Abul Mogard – In Immobile Air (Ecstatic, 2021)

 

There’s a few common ways to visualise the passage of time, the most popular perhaps being one of a string or thread, a 1-dimensional continuum constantly unravelling and despooling itself with no perceivable end. This may be the neatest way when talking about time in a general sense, but for beings dictated by the rotation of the Earth and the librations of celestial spheres, I prefer the image of waves or tides instead.

We break our lives, our time, down into discrete quanta: days and nights, weeks, months and years, each tick-over a sloshing wave breaking on the shores of consciousness. And there is comfort in this feeling, of the sense that time is actually passing, punctuated as it is by the regularity of light and dark, the waxing and waning of daylight hours, the predictability of the next wave arriving following the sunset.

There have been many times in this last year, however, that our collective sense of time’s passing seems to have failed us.

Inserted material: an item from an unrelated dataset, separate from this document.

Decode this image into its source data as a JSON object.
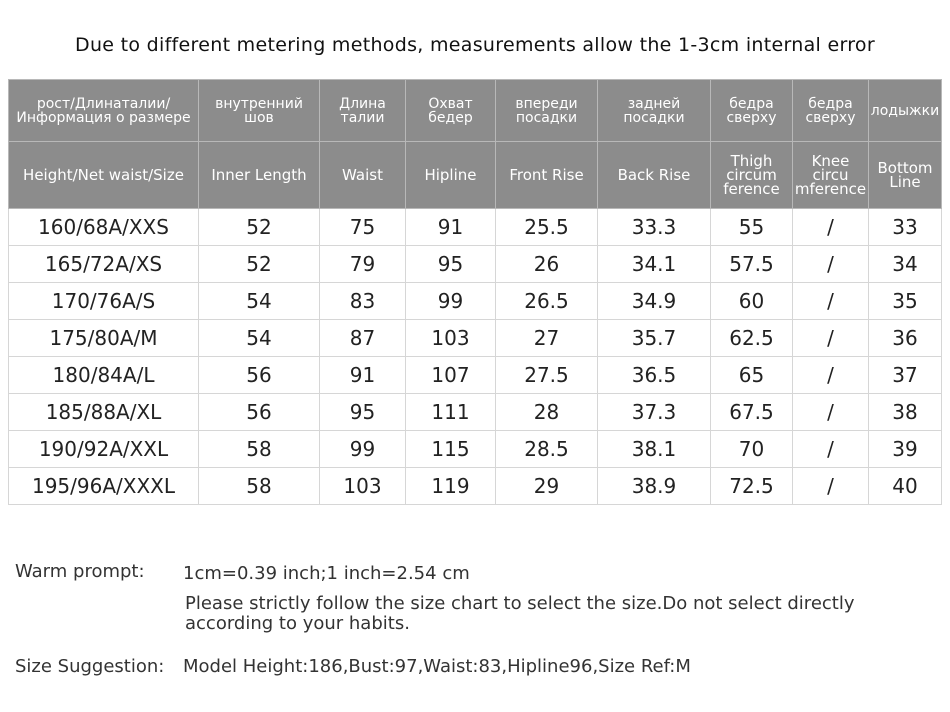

The days go by with such monotony that, though we are aware that one has passed and another begins, one cannot be discerned from the other. “Blursday” was coined in our house, gently (sadly) joking on the feeling that each day smears into the rest, unable to be told apart.

It is the feeling of being in limbo, of knowing that time is advancing and yet remaining static, that has defined coronavirus, and Mogard’s In Immobile Air. There is a trail of idiosyncratic sound run through the record, most particularly in the opening title track and in penultimate “Sand”, whereby familiar piano strokes reappear laden with a heavy sense of melancholia, enfolded by the soft embrace of fuzzy drones. Though there is difference, there is change, subtle as it might seem. The opener finds itself fraying out into bleak reverberation, mushing into bleached tones, whilst “Sand” is far less obfuscated and brighter, albeit dry and stolid.

The piano or synth is seldom heard clearly elsewhere, though the suggestion of recognisable musical form does of course creep in elsewhere. Elongate and elegant closer “On A Shattered Shell Beach” pulsates in soft, gentle synth insistences, echoing the oceanic oscillations of its predecessors. Its slowly throbbing realm is one of constant motion but no clear evolution, no perceivable change occurring in the cycles between waves. Just the distant fuzz of a billion grains of sand rolling in the wind, the particular swash of particulate churned and dragged in the surf, signifiers and suggesters of motion.

Or take the bleaker motions of interior “Black Dust”, whose tempered drone waves creep in crescendo, crashing in carefully metered energy with deep bassy cores and diffuse, noisy extremities. It sounds like a more cerebral offcut of Dan Avery and Alessandro Cortini’s Illusion of Time than it does an Abul Mogard release, but its laboured tidal realm fits perfectly within the almost tortuously static confines of the work.

I’ve said of a few records in the past 12 months that I’ve felt they captured the feeling of lockdown life, but for most of those it’s the darkness, the anxiety of the headspace surrounding the pandemic that they bottled; in this LP it is the distinct flatness of its profile, the transition from wavey-time to string-time that is shown. It’s something I’m sure many of us are familiar with by now and, like me, are probably wishing its imminent end.